Making the state into the parent will affect us all, not just kids. I (and plenty of others) will fight to the end to preserve the last vestiges of the free, open internet. Overlay networks and even sneakernet if necessary. We’re not going to accept authoritarian control of communications no matter how much politicians want it.
Well said. This is a social failure being exploited by shrude politicians to usurp more authority. Replacing parents with the state keeps playing out, and keeps being a horrible idea.
That's a very good point
Assuming the reason for these laws is to protect children from pornography, you could ask, what are the specific harms from pornography? You could identify those harms through scientific study (some have been done; it appears the harms are mostly due to a lack of education and understanding about what's going on in porn) and address them (educate children to understand what's going on intellectually/emotionally and how to treat people with respect). But that would require talking to kids about sex, which adults are petrified of. Our culture is puritanical, and uses fear and shame to avoid dealing with things like sex. It then perpetuates this fear and shame onto each generation, and it pervades every product and service we have. So we could try fighting the irrational fear and become less afraid of sex (and pornography would probably change because of it). But good luck doing that in this country.

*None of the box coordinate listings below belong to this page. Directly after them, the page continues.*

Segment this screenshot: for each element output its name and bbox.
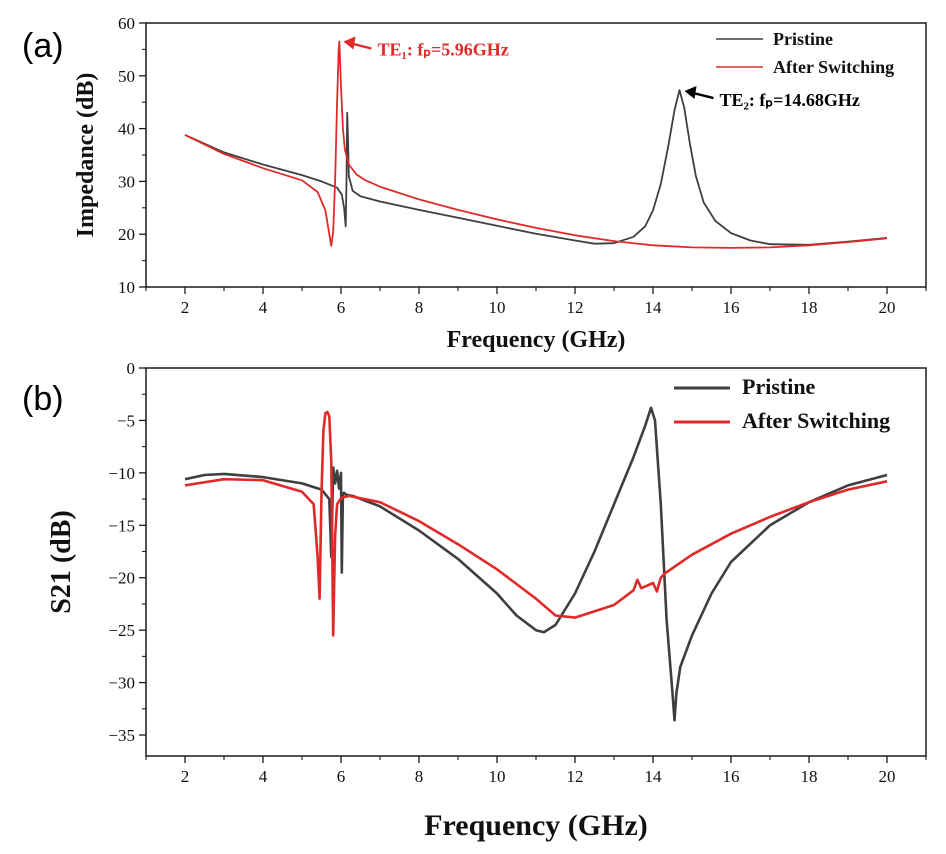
x-tick-label: 12 — [567, 298, 584, 317]
x-tick-label: 8 — [415, 298, 424, 317]
y-tick-label: −15 — [108, 516, 135, 535]
y-tick-label: −25 — [108, 621, 135, 640]
annotation-te2: TE₂: fₚ=14.68GHz — [720, 90, 860, 110]
x-tick-label: 2 — [181, 298, 190, 317]
x-axis-title: Frequency (GHz) — [424, 809, 648, 842]
y-axis-title: Impedance (dB) — [73, 73, 99, 238]
annotation-arrowhead-te1 — [343, 36, 356, 50]
x-tick-label: 10 — [489, 767, 506, 786]
series-line-pristine — [184, 406, 888, 722]
y-tick-label: −10 — [108, 464, 135, 483]
x-axis-title: Frequency (GHz) — [447, 327, 626, 353]
legend-label-pristine: Pristine — [742, 374, 816, 399]
y-tick-label: −20 — [108, 569, 135, 588]
x-tick-label: 14 — [645, 767, 663, 786]
series-line-after-switching — [184, 40, 888, 249]
panel-a-label: (a) — [22, 27, 64, 65]
series-line-pristine — [184, 89, 888, 246]
x-tick-label: 6 — [337, 767, 346, 786]
y-axis-title: S21 (dB) — [46, 510, 77, 613]
y-tick-label: 50 — [118, 67, 135, 86]
x-tick-label: 8 — [415, 767, 424, 786]
x-tick-label: 10 — [489, 298, 506, 317]
x-tick-label: 2 — [181, 767, 190, 786]
legend-label-pristine: Pristine — [773, 29, 833, 49]
x-tick-label: 18 — [801, 298, 818, 317]
series-line-after-switching — [184, 410, 888, 637]
y-tick-label: −35 — [108, 726, 135, 745]
legend-label-after-switching: After Switching — [773, 57, 894, 77]
x-tick-label: 18 — [801, 767, 818, 786]
x-tick-label: 4 — [259, 767, 268, 786]
annotation-arrowhead-te2 — [684, 86, 697, 100]
x-tick-label: 6 — [337, 298, 346, 317]
x-tick-label: 16 — [723, 298, 740, 317]
x-tick-label: 4 — [259, 298, 268, 317]
x-tick-label: 20 — [879, 298, 896, 317]
y-tick-label: −5 — [117, 411, 135, 430]
y-tick-label: 60 — [118, 14, 135, 33]
x-tick-label: 14 — [645, 298, 663, 317]
y-tick-label: 30 — [118, 172, 135, 191]
x-tick-label: 20 — [879, 767, 896, 786]
annotation-te1: TE₁: fₚ=5.96GHz — [377, 39, 508, 59]
panel-b-label: (b) — [22, 380, 64, 418]
x-tick-label: 12 — [567, 767, 584, 786]
impedance-chart: 2 4 6 8 10 12 14 16 18 20 10 20 30 40 50 60 Frequency (G… — [73, 14, 927, 353]
y-tick-label: 40 — [118, 120, 135, 139]
x-tick-label: 16 — [723, 767, 740, 786]
y-tick-label: 20 — [118, 225, 135, 244]
y-tick-label: 10 — [118, 278, 135, 297]
s21-chart: 2 4 6 8 10 12 14 16 18 20 0 −5 −10 −15 −20 −25 −30 −35 Fre… — [46, 359, 927, 842]
y-tick-label: −30 — [108, 674, 135, 693]
legend-label-after-switching: After Switching — [742, 408, 890, 433]
y-tick-label: 0 — [127, 359, 136, 378]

> I don't know what to do about it
1. No smart phones for the child before the age of NN, me I say 18. A Smart phone makes a great High School Graduation gift.
2. Only internet access from a desktop computer with a hosts file that the child cannot change. That probably means no Microsoft Windows PC. See: https://someonewhocares.org/hosts/
eazy-peezy
You either don't have kids, or your children are adults.
It's impractical in today's world to raise children without access to devices like tablets and smart phones. That's like having a sugar-free, no TV, hand-sewn, ect, ect, household.
What's more important is to know what your kids are getting into, making sure they are comfortable discussing what they see, and teaching them independent decision making skills.
For example, a few years ago, my then seven-year-old complained to me about all of the Jesus videos that were popping up on Youtube. I told her to thumbs down them, and now Youtube no longer suggests them. She also knows that if other kids watch Jesus videos, that's their right and to keep her mouth shut.
>> Hmm I can't find any porn on the internet, better ask around
> Sure Timmy I'll send you porn, but it's illegal and I'm taking a big risk here so you gotta do something for me, also you can't tell anyone
You've failed to solve the porn problem and now you've created a larger grooming/CDM problem.
You can add porn sites to the hosts file yourself.
The point that people are making is that while restricting overt internet porn does remove it from sight of a lot of kids, it will also continue to circulate as "samizdat" through whatever filesharing mechanisms exist. When I was at school someone got busted for distributing BBS porn on floppy disks, no network required. Now we have terabyte SD cards.
Absolutely true. When I was a kid a few people got in trouble for drawing and circulating pixelated “porn” on their graphing calculators. You can’t stop teenagers from being teenagers.